Time for changing perspectives
Sometimes I do wonder why woodworking as a trade or profession is declining. I wonder whether it could ever return for people who like me knew there corner in their early teens. Some say it was easier for me then than those looking for a way of work today, but few really understand the fight it took. Few of us really understand that the consumerism they feel is a right might well be the very thing that’s destroyed craft and the art of work and even life. Where we are today didn’t start with the internet but with the industrialising of people centuries ago. Creating a dynamic by which people worked to buy rather than work to make the things essential to life birthed a way of getting people to work primarily for money.



It’s an interesting reality that there’s more information on woodworking available for free today than ever in the history of woodworking. I realise there’s a problem with too much information and too much wrong information too, but that’s not really where the problem lies. The problem lies mostly in another realm, a realm from where you might least expect it. Education you would think would, well, educate you to better understand the knowledge you are learning of so that you can make an educated decision about your future when in actuality that’s for many of not most far from the case. Education people, parents, counsellors and advisers, experts in the realms of educating young people for adulthood, tell school pupils that to be successful they need a good education, good school results and a university degree to take control of their futures. Somehow education is the empowering force where a universe opens its doors to them. Statistics do get bandied around a lot these days but I think things do show that that’s not so much true but more a fait accompli and that most adults don’t necessarily enjoy their jobs and would if possible change those critical decision-making years to search for work that would increase their levels of fulfilment in the more mature work they end up in. By the time they discover the flawed infrastructure that defined their future, education, they find themselves locked into consumerism because earnings became paramount in a world that lacked interest and stimuli, challenge and discovery. The kind of stuff I’ve had throughout my adulthood. It’s now a fact that over 33% of the technology workforce will change their jobs in the next 12 months and that 45% will plan on moving during that same period. Over 70% believe that they need to change their job to progress their career.

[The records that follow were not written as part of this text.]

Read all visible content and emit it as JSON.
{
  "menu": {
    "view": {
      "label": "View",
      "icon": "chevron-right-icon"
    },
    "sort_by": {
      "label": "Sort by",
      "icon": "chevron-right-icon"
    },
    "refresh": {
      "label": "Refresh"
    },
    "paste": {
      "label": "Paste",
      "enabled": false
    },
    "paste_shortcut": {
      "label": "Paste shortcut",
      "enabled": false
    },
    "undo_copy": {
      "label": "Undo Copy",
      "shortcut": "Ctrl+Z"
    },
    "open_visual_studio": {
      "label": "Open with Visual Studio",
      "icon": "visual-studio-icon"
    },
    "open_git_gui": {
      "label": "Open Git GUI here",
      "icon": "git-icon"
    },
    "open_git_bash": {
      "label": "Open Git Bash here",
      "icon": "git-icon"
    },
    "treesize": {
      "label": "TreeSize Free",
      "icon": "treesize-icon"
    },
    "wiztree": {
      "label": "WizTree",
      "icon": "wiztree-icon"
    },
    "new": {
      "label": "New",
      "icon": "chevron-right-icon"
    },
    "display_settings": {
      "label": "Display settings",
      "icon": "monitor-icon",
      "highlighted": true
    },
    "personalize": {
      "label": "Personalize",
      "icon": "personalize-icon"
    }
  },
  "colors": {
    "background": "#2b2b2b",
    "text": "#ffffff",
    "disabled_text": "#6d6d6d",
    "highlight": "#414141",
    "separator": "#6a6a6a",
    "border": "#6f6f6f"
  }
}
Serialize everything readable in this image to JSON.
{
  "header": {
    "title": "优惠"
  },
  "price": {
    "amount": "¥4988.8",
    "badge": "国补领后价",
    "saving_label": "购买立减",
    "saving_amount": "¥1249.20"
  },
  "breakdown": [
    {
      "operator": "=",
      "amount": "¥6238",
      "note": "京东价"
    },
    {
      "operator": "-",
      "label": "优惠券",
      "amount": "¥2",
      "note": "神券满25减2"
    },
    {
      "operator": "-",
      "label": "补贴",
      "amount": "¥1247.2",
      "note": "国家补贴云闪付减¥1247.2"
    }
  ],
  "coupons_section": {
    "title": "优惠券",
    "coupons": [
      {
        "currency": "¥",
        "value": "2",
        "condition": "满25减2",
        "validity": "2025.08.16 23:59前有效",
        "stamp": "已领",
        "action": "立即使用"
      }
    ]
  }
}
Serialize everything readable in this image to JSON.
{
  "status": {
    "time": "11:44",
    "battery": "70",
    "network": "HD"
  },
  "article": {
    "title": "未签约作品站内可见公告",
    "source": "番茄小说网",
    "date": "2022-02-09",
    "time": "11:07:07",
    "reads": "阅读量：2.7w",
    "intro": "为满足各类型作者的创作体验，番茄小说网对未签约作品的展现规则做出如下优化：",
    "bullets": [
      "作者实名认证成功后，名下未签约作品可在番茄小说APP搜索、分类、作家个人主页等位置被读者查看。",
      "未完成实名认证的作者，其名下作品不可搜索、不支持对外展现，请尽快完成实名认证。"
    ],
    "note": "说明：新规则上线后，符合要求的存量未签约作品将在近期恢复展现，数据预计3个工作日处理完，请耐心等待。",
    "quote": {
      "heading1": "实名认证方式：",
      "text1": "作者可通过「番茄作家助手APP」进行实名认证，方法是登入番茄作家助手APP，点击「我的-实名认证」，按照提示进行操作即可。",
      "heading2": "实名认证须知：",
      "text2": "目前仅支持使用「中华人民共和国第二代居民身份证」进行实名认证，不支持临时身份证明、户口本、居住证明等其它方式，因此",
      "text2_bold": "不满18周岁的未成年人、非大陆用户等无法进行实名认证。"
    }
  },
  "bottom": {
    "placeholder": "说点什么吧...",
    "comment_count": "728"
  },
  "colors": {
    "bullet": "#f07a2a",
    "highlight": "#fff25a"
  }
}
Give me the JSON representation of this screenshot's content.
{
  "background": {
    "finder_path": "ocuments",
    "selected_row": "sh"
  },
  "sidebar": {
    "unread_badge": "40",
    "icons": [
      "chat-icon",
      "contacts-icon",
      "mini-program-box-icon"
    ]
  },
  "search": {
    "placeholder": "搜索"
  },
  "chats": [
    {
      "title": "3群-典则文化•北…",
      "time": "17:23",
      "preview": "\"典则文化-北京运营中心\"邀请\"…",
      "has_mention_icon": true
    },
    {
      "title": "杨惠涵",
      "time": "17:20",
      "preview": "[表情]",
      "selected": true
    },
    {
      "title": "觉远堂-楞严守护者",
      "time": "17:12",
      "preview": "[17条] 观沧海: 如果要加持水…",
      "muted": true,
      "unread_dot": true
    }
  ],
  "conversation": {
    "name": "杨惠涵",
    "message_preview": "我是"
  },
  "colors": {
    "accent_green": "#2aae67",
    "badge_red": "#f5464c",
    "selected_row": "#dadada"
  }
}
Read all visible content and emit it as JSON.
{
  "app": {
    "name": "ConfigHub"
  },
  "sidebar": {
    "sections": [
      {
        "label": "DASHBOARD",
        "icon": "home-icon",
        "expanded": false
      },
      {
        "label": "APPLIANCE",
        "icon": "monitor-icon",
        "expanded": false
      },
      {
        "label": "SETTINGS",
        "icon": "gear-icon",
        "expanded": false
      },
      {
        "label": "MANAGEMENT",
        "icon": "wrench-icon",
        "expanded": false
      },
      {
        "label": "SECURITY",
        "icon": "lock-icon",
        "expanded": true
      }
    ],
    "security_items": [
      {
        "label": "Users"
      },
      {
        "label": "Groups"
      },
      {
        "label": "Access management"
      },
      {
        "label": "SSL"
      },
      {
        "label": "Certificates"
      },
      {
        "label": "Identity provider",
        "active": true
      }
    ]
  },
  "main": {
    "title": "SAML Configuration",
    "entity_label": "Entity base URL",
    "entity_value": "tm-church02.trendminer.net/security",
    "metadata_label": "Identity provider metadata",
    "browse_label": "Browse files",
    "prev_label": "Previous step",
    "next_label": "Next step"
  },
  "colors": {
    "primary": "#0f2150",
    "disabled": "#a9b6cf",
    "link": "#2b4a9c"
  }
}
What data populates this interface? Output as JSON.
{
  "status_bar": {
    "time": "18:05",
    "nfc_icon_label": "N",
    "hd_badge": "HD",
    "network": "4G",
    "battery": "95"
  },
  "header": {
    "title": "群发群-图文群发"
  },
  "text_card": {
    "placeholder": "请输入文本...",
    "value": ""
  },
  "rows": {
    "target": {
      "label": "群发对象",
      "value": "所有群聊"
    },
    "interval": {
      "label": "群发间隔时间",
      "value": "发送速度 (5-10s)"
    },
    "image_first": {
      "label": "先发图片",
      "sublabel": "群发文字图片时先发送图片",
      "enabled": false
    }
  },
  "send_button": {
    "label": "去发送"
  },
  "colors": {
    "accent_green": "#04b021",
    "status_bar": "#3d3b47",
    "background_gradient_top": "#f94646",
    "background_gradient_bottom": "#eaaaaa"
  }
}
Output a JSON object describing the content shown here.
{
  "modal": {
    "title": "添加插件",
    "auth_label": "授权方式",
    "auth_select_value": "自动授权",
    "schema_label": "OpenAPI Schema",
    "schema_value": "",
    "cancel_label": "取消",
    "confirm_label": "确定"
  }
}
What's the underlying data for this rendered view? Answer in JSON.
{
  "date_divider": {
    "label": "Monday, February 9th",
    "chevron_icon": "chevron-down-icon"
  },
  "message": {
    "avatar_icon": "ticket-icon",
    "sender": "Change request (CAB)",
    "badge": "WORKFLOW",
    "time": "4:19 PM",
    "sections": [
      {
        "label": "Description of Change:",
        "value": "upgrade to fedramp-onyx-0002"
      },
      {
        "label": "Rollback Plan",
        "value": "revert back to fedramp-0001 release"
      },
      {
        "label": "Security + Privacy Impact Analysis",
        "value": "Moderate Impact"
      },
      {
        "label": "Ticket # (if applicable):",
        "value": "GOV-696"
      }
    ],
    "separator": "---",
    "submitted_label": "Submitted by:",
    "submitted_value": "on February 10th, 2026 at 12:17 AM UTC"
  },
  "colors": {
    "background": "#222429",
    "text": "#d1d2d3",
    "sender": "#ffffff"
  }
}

Apparently these workers would remain if the work was interesting and challenging and they had support of good people around them. Another ingredient important to people is open and honest communication between all involved. Few would actually remain for a higher pay scale. Craft work and working with other people in close association seems to me essential to my craft and my own wellbeing.
My hope today is that the work I am doing will influence people enough for them to start thinking cluster-group cooperatives of three to four people starting woodworking businesses, associations or enterprises that are NOT purely money-based but relationships based surrounding likeminded business ambitions where the members earn enough to support their lives, families and lifestyle. Shared workspace, work, studio space and so much more could be the way forward. What do you think. Could some things become a thing of the past if people had an alternative of likeminded artisans and wannabes enough to be creative? I think it could happen.